Furthermore, we showed that there are no statistically significant differences between the two groups in terms of common complications including UTI rates, bladder stones, renal calculi, scrotal abscesses, epididymitis, gross hematuria and cancer.

Although urethral and scrotal complications were only seen in patients with UC, this remained without statistical significance likely because of a small sample size, which can be an inherent limitation to a retrospective study. However, it would be expected that as an SPT avoids contact with the structures adjacent to the urethra, there would be fewer complications in that area and this has been shown in earlier studies.11 With a larger number of patients, it is reasonable to expect that this would become significant.

A more devastating complication of bladder cancer has been associated with chronic indwelling catheter use. Rates of squamous cell carcinoma developing in patients with chronic catheters have been estimated to be 2.3–10%,12, 13, 14 with the rates of squamous changes in bladder mucosa as high as 80%. In our study, the overall incidence of both squamous cell carcinoma and transitional cell carcinoma was 0.6%. We had one patient (0.8%) who developed adenocarcinoma of the bladder from the UC group. All of these were again insignificant.

We did not review the incidence of squamous changes in bladder mucosa; however, this has been reported to be as high as 80% in some studies.

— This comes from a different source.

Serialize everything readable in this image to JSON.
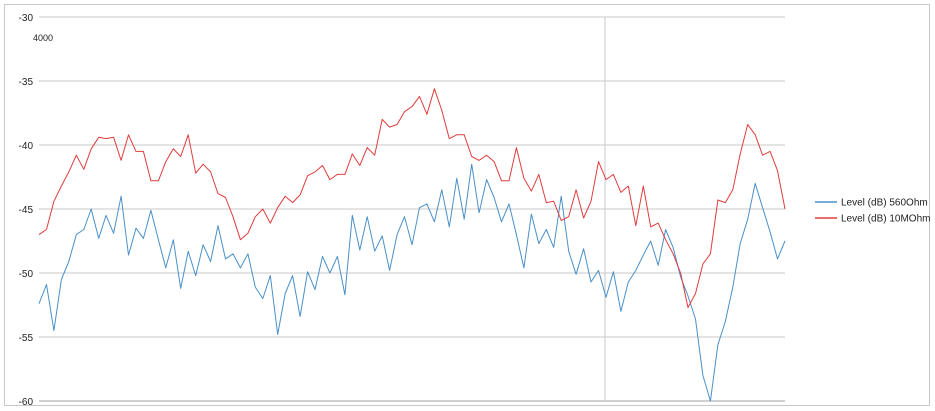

Both methods of chronic bladder catheterization seem to preserve renal function. Although a more thorough analysis of serum creatinine measurements is required, the overall average serum creatinine of both catheter groups suggests a preservation of renal function with either form of bladder management.

Conclusion

Male SCI patients who need to resort to the use of a chronic indwelling catheter, whether it is a UC or an SPT, have similar complication rates in terms of UTI, recurrent bladder and renal calculi and development of cancer. Complications associated with the urethra and scrotum may be higher with an indwelling UC; however, morbidity associated with SPT-specific procedures, such as bladder neck closure and SPT revision, may offset the benefits derived from using an SPT. Overall, bladder management for patients who require chronic indwelling catheters should be selected on the basis of long-term comfort for the patient and a physician mind-set that allows flexibility in managing these challenges.